Mehr Länder heißt gleichzeitig auch mehr Meinungen. Wenn ich dies z.B. auf die GASP übertrage fällt mir sofort ein, dass es fast unmöglich wird Beschlüsse zu finden.Bedeutet dies statt der Einstimmigkeit muss hier ein Mehrheitsprinzip eingeführt werden oder sollte man sich etwas anderes für Europa überlegen?
Wird durch solche Aufnahmen die EU auseinander brechen wie die Titanic, wird die Methode Monnet überwiegen und man einigt sich weiterhin immer auf den kleinsten gemeinsamen Nenner oder entwickelt sich ein geschlossenes Kerneuropa?
Vielleicht läuft es auch auf eine ganz andere Richtugn hinaus und wir stehen bald vor der Supermacht Europa und die Staaten sind bereit immer weiterreichende Kompetenzen in zentralen Politikbereichen zu übertragen?
Welche dieser Möglichkeiten halten Sie für wahrscheinlich? Oder halten Sie etwas was ganz anderes für möglich?
Ich würde gerne Ihre Meinung hören und mich über eine Antwort Ihrer Seite freuen.
Liebe Grüße Anna Lena Altmeier
Sehr geehrte Frau Altmeier,
vielen Dank für Ihre Anfrage vom 16. Mai 2011 zum Thema Zukunft Europas bzw. der Europäischen Union.

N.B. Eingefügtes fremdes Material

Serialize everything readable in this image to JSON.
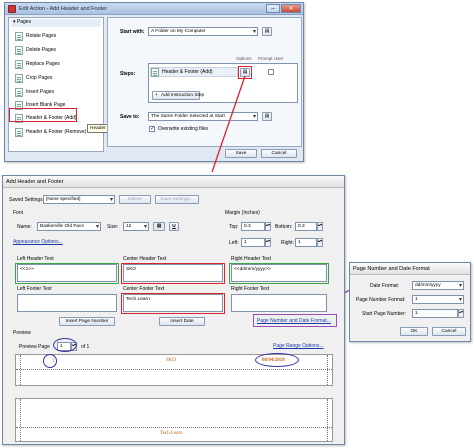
{
  "edit_action": {
    "title": "Edit Action - Add Header and Footer",
    "pages_header": "Pages",
    "list_items": [
      {
        "label": "Rotate Pages"
      },
      {
        "label": "Delete Pages"
      },
      {
        "label": "Replace Pages"
      },
      {
        "label": "Crop Pages"
      },
      {
        "label": "Insert Pages"
      },
      {
        "label": "Insert Blank Page"
      },
      {
        "label": "Header & Footer (Add)"
      },
      {
        "label": "Header & Footer (Remove)"
      }
    ],
    "tooltip": "Header & Footer (Add)",
    "start_with_label": "Start with:",
    "start_with_value": "A Folder on My Computer",
    "options_header": "Options",
    "prompt_user_header": "Prompt User",
    "steps_label": "Steps:",
    "step_item": "Header & Footer (Add)",
    "add_instruction_step": "Add Instruction Step",
    "save_to_label": "Save to:",
    "save_to_value": "The Same Folder Selected at Start",
    "overwrite_label": "Overwrite existing files",
    "save_button": "Save",
    "cancel_button": "Cancel"
  },
  "add_hf": {
    "title": "Add Header and Footer",
    "saved_settings_label": "Saved Settings:",
    "saved_settings_value": "[None specified]",
    "delete_button": "Delete",
    "save_settings_button": "Save Settings...",
    "font_label": "Font",
    "name_label": "Name:",
    "font_name": "Baskerville Old Face",
    "size_label": "Size:",
    "font_size": "12",
    "underline_btn": "U",
    "appearance_link": "Appearance Options...",
    "margin_label": "Margin (Inches)",
    "top_label": "Top:",
    "top_value": "0.3",
    "bottom_label": "Bottom:",
    "bottom_value": "0.3",
    "left_label": "Left:",
    "left_value": "1",
    "right_label": "Right:",
    "right_value": "1",
    "left_header_label": "Left Header Text",
    "left_header_value": "<<1>>",
    "center_header_label": "Center Header Text",
    "center_header_value": "SKO",
    "right_header_label": "Right Header Text",
    "right_header_value": "<<dd/mm/yyyy>>",
    "left_footer_label": "Left Footer Text",
    "center_footer_label": "Center Footer Text",
    "center_footer_value": "Tech Learn",
    "right_footer_label": "Right Footer Text",
    "insert_page_number": "Insert Page Number",
    "insert_date": "Insert Date",
    "page_number_date_link": "Page Number and Date Format...",
    "preview_label": "Preview",
    "preview_page_label": "Preview Page",
    "preview_page_value": "1",
    "of_label": "of 1",
    "page_range_link": "Page Range Options...",
    "preview_left_header": "1",
    "preview_center_header": "SKO",
    "preview_right_header": "08/04/2018",
    "preview_footer": "Tech Learn"
  },
  "pnd": {
    "title": "Page Number and Date Format",
    "date_format_label": "Date Format:",
    "date_format_value": "dd/mm/yyyy",
    "page_number_format_label": "Page Number Format:",
    "page_number_format_value": "1",
    "start_page_label": "Start Page Number:",
    "start_page_value": "1",
    "ok_button": "OK",
    "cancel_button": "Cancel"
  },
  "colors": {
    "highlight_red": "#d9232e",
    "highlight_green": "#37a748",
    "highlight_purple": "#9b4bb2",
    "highlight_blue": "#3433a1",
    "preview_text": "#c2641d"
  }
}
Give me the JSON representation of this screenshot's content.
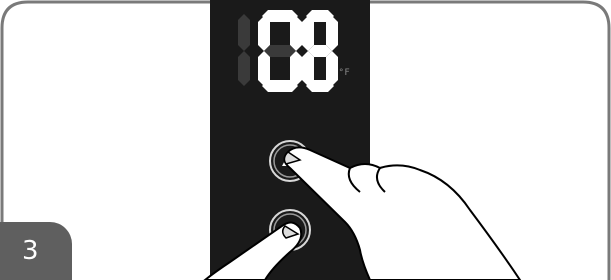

Zunächst freue ich mich, dass Sie sich so sehr für Europa und die Europäische Union und für Ihre Zukunft interessieren. Daher antworte ich Ihnen sehr gerne. In verschiedenen Beitrittsphasen hat sich die Europäische Union bis zuletzt auf 27 Mitgliedstaaten vergrößert. Zahlreiche weitere Länder haben einen Beitrittsantrag gestellt bzw. haben schon den Status eines offiziellen Beitrittskandidaten inne. Natürlich wird der Einfluss der EU im internationalen Vergleich insbesondere mit den USA umso gewichtiger, je größer die Union ist, d. h. je mehr Menschen in ihr wohnen und je mehr Mitgliedstaaten ihr angehören. Dennoch haben die Beitritte der vergangenen Jahre auch großer Anstrengungen bedurft. Insoweit sollte in einem nächsten Schritt hinsichtlich der Europäischen Integration zunächst eine Konsolidierungsphase stehen, in der die Festigung der EU Vorrang vor weiteren Beitritten haben sollte.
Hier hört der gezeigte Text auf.